Tuesday, March 13, 2012

Search School: Start Specific and Then Go General

Have you ever tried to order a pizza at a party? It can be difficult to accomadate everyone's preferences.

  • Kevin likes a lot of different toppings. He prefers pepperoni AND sausage AND green peppers AND mushrooms AND extra cheese.
  • Chris likes his pizza almost totally plain. He doesn't like meat that much. The pizza should NOT have pepperoni. He does NOT like sausage either. Vegetables are okay, but he does NOT like extra cheese.
  • Sam isn't too picky. She wants pepperoni OR sausage. Green peppers OR mushrooms are good with her. 

Eventually, they decided on a pizza with green peppers AND mushrooms, but NOT with pepperoni OR sausage.

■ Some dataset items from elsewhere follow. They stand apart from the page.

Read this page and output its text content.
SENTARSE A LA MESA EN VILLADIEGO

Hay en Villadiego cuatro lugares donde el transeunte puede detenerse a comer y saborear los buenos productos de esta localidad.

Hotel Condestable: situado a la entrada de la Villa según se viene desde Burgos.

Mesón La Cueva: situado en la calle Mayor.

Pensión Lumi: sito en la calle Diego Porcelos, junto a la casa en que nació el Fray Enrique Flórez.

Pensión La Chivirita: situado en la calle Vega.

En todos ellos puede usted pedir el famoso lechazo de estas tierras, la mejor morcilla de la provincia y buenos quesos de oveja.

Believe it or not, this pizza ordering example also describes the type of thinking you need to do when coming up with a good search. Search engines use special commands called operators. These operators use a special language called Boolean logic. They help you tell the computer exactly what words you want or do not want to include in your search.

There are three basic boolean concepts you need to know to work with in a search engine: AND, OR and NOT.

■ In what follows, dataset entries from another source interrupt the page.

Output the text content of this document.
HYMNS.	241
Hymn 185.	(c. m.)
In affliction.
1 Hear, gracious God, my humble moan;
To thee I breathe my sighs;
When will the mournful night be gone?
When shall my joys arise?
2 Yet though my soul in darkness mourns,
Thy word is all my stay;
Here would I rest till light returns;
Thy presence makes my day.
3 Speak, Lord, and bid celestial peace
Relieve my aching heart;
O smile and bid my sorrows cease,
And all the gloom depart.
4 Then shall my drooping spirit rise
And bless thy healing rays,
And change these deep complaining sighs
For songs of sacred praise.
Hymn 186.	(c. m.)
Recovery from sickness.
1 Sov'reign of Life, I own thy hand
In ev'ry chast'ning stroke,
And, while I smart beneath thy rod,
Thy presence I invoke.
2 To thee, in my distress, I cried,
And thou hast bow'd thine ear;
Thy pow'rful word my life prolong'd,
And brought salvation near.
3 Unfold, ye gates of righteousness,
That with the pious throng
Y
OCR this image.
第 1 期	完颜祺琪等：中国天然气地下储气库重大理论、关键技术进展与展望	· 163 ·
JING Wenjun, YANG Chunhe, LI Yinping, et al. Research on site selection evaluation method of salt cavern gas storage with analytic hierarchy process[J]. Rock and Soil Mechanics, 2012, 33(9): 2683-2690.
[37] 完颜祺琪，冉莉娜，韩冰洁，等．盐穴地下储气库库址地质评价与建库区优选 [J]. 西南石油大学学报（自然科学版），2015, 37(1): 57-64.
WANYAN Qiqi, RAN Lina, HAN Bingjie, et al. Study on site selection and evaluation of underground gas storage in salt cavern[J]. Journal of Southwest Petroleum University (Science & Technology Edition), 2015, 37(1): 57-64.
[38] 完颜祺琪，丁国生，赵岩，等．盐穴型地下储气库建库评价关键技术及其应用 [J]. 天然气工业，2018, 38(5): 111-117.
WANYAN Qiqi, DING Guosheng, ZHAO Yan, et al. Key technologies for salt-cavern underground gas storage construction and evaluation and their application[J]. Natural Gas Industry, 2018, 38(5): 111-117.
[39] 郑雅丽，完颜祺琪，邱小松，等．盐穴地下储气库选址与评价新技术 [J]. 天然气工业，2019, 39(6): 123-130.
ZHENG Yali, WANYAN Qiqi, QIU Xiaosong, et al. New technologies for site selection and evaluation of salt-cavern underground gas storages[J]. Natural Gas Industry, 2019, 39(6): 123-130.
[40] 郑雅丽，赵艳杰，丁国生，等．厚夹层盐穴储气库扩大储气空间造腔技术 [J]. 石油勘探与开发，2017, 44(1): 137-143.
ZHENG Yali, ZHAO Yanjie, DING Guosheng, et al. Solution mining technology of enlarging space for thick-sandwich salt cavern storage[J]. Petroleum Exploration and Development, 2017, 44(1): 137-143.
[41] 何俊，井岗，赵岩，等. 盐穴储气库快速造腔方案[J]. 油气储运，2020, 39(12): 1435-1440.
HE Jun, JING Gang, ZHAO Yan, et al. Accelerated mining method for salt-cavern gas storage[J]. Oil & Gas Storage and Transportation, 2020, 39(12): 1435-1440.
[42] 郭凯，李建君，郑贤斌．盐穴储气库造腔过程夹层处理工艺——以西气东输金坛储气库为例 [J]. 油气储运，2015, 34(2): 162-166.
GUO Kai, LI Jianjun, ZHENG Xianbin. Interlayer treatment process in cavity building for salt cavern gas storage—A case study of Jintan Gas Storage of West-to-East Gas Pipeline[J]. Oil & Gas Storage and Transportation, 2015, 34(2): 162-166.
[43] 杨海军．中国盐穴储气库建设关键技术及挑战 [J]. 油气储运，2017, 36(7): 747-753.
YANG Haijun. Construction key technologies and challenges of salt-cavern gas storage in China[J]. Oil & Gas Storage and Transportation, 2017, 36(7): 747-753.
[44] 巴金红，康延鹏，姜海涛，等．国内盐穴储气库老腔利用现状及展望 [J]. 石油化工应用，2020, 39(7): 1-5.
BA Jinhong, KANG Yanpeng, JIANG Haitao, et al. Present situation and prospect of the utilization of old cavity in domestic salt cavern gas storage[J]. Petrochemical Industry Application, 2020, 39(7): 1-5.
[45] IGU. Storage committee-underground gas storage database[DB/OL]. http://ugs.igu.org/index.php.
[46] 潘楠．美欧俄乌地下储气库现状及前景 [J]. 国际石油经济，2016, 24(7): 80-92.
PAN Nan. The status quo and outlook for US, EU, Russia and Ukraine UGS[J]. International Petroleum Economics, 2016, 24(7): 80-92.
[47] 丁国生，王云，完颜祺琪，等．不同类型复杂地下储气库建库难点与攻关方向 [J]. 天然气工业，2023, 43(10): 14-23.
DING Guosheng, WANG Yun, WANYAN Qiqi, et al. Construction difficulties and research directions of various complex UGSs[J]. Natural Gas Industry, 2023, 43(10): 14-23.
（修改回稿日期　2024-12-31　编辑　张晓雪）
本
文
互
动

As you think about your search, formulating search phrases and predicting your ideal search results, you should think about words that you think should show up on your web web page. But keep in mind that people sometimes use different words to say the same thing, so you need to think of synonyms to use in your search. And sometimes there are words that get in the way of your search too.

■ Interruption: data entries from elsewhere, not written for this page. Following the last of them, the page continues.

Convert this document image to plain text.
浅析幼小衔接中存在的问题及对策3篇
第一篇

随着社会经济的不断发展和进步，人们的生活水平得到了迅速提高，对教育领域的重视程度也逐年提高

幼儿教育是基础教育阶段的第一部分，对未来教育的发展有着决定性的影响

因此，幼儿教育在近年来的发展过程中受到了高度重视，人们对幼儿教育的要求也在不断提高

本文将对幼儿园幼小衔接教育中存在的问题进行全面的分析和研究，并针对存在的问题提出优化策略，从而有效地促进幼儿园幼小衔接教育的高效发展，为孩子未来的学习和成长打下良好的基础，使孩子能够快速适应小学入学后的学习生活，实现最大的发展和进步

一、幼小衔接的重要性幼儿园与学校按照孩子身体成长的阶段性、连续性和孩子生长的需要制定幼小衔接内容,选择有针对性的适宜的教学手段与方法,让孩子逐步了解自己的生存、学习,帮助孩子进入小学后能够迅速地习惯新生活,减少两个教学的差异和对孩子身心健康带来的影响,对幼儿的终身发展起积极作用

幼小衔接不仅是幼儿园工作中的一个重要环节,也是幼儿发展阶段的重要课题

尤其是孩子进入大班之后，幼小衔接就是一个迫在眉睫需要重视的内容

You can't explain which words to include or exclude to a search engine. It's just a dumb computer. But you can use the search engine operators to perform this task. Because the operators are a special language, we have to capitalize all the letters of the operator so the search engine can distinguish them from their normal use.

Let's say I want to look up information about penguins.I want to find inforamtion for a science report. So I want to include information on habitat, diet and other relevant information. So, I want the web page to include the words habitat AND diet.

An initial search for penguins also includes information on the Pittsburgh Penguins hockey team. I do NOT want results that include the team. Also, the scientific classification name for penguins is Spheniscidae so I will include it. But I also want to include the common name penguines so that my search is broad enough to include pages that use the common OR scientific name. I wouldn't want to miss anything.

If I string all of that together, my search would look like this:
penguin OR Spheniscidae AND habitat AND diet NOT "pittsburgh penguins"

Search engines have their own way of expressing these operators. Google assumes that any words you put in the search box should be included in the page, so you don't have to put AND in the phrase, but you do have to use the OR operator. Instead of NOT, Google uses the minus sign (-) to indicate you want to exclude a word or phrase from your search.

So the same search in Google might look like this:
habitat  diet penguin OR Spheniscidae  -"pittsburgh penguins"

If you use the advanced search menu of most search engines, you don't even have to type in the operators. They usually have fields that do the same thing along with many other fields for tweaking your search.

Google's Advanced Search Screen

If you find that your search is returning no results, too few or the wrong information, strategically start to remove search terms and operators or use different ones until you get you want.